Before blockchain to become a widely useful technology, some current challenges must be overcome. To start, blockchain technology needs to be more flexible to get beyond the limitations of poor performance, lag, and continually rising memory requirements. For instance, it must look at ways to use the high throughput of multicore and group systems to significantly increase the efficiency of money transfers. Today’s powerful node organizations may be able to combat resource inefficiency and dominance by studying how to control connection sizes by deleting extraneous blocks without compromising authenticity .
The cost-effective deployment of enhanced smart contracts is a much more pressing problem that the research community needs to address. The investment community will eventually have to deal with the environmental ramifications of numerous nodes contributing to agreements that, if left unattended, might trigger a serious global environmental crisis.
Microsoft and Intel have formally joined to promote enterprise blockchain, and the partnership maintains that dependability, confidentiality, and governance challenges must be handled for corporate block chain technology to prosper. In a distributed network between two blockchain- based parties, blockchain technology has produced completely unbiased reputation management and artificial intelligence (AI) empowers robots to make wise decisions on par with humans and, in some circumstances, more quickly.The combined strengths of AI and bitcoin hold great promise for developing apps in a variety of industries. A great fit for very lucrative applications would result from trust in bitcoin, as well as artificial intelligence decision-making in hospitals and driverless cars, for instance. Future applications for this technology could include energy trading, tracking the life cycle of automobiles, electric cities, and the usage of Bitcoin for tax collection .
This mini review’s goal was to give readers a broad overview of current blockchain and bitcoin usage strategies, defences, and efficiency. Due to its primary attributes of decentralisation, durability, anonymity, and data authenticity, blockchain has demonstrated its potential to fundamentally alter traditional businesses.
Although Bitcoin is the first effective virtual currency implementation known to exist, it is still in its infancy, and its creators are constantly working to lessen its vulnerability. New and creative assaults will start to appear as more people start utilising bitcoin. Attacks like “>50%” and “Selfish-mining” have the potential to make the Bitcoin mining process unreliable.

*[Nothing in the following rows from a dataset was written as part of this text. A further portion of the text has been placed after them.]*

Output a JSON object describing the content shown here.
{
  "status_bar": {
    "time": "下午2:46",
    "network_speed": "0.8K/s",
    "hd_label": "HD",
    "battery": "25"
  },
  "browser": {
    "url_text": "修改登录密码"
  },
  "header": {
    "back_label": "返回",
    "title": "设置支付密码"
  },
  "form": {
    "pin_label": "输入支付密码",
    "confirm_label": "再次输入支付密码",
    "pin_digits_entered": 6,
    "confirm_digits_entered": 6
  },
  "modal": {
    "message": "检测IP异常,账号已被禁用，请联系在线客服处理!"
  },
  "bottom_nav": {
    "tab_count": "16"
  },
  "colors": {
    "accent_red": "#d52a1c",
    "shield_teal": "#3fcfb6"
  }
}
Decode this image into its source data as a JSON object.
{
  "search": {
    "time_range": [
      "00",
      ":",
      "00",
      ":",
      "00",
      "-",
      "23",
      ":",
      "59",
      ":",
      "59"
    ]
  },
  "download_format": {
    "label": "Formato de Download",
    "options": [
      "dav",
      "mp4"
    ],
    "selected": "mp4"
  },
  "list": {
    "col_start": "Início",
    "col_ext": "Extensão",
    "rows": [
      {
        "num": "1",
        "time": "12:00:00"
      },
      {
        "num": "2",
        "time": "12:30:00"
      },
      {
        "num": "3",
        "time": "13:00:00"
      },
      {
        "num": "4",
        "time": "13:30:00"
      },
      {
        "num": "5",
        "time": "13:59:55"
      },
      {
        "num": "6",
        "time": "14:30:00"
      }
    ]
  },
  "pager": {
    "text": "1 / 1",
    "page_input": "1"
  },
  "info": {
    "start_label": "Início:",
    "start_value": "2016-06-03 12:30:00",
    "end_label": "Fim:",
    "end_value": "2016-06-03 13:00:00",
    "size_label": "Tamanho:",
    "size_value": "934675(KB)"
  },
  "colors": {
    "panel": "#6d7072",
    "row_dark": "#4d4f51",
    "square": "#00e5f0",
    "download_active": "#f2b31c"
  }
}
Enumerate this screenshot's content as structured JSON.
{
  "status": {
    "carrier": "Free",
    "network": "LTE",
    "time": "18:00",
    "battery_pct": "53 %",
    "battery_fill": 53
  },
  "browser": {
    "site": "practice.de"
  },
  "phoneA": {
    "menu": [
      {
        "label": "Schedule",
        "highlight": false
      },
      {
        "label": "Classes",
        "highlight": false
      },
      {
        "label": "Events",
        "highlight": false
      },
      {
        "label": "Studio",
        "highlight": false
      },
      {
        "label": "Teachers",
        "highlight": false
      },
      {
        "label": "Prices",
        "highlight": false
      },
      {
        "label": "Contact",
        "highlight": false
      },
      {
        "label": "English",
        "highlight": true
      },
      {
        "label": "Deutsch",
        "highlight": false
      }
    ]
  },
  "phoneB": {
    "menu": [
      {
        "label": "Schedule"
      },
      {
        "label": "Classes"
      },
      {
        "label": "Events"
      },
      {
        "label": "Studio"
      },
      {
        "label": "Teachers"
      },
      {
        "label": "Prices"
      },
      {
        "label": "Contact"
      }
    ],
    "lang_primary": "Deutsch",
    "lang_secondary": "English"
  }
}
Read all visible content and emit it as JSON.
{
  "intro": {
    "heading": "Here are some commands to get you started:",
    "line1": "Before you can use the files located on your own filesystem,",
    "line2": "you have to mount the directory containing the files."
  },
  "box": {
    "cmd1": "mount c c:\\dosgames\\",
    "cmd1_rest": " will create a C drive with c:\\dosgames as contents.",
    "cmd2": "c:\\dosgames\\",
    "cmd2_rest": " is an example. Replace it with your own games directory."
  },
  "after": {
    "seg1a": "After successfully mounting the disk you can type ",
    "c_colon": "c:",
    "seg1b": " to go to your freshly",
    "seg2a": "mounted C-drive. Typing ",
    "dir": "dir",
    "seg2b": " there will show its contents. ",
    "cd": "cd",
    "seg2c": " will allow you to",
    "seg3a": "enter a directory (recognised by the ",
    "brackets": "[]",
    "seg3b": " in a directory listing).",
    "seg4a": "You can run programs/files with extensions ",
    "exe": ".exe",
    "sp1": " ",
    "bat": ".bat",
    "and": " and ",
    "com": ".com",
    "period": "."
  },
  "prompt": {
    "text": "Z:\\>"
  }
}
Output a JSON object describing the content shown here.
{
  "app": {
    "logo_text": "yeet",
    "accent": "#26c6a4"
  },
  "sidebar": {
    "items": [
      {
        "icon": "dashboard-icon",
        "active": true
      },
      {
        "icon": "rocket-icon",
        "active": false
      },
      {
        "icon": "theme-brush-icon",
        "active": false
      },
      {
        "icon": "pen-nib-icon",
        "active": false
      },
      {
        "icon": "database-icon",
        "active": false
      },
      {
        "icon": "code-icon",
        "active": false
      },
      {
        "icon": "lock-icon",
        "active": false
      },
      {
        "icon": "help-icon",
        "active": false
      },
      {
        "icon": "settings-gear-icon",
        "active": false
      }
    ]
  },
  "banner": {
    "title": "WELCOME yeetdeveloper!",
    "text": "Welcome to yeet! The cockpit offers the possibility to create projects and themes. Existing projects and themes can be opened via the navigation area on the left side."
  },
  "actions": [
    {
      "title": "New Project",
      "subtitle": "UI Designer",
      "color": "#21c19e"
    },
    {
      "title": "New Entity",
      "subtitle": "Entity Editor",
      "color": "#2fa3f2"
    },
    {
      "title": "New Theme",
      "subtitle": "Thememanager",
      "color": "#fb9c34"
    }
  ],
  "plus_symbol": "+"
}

All users accept Bitcoin’s protocols because it is a decentralised cryptocurrency, and a community of participants must agree before any changes to the protocol set can be made (approximately 80 percent). Therefore, it seems difficult to implement advanced Bitcoin protocol security. Due to these factors, Bitcoin continues to be a very problematic cryptocurrency for many customers. Now, efforts are being made to lessen the risks that emerge throughout the mining process. The user education and a change in user mindset are still necessary because the Bitcoin cryptocurrency payment system and blockchain financial statements are still in their early phases.
© 2022 Chetna. This is an open access article distributed under the terms of the Creative Commons Attribution License , which permits unrestricted use, distribution, and build upon your work non-commercially.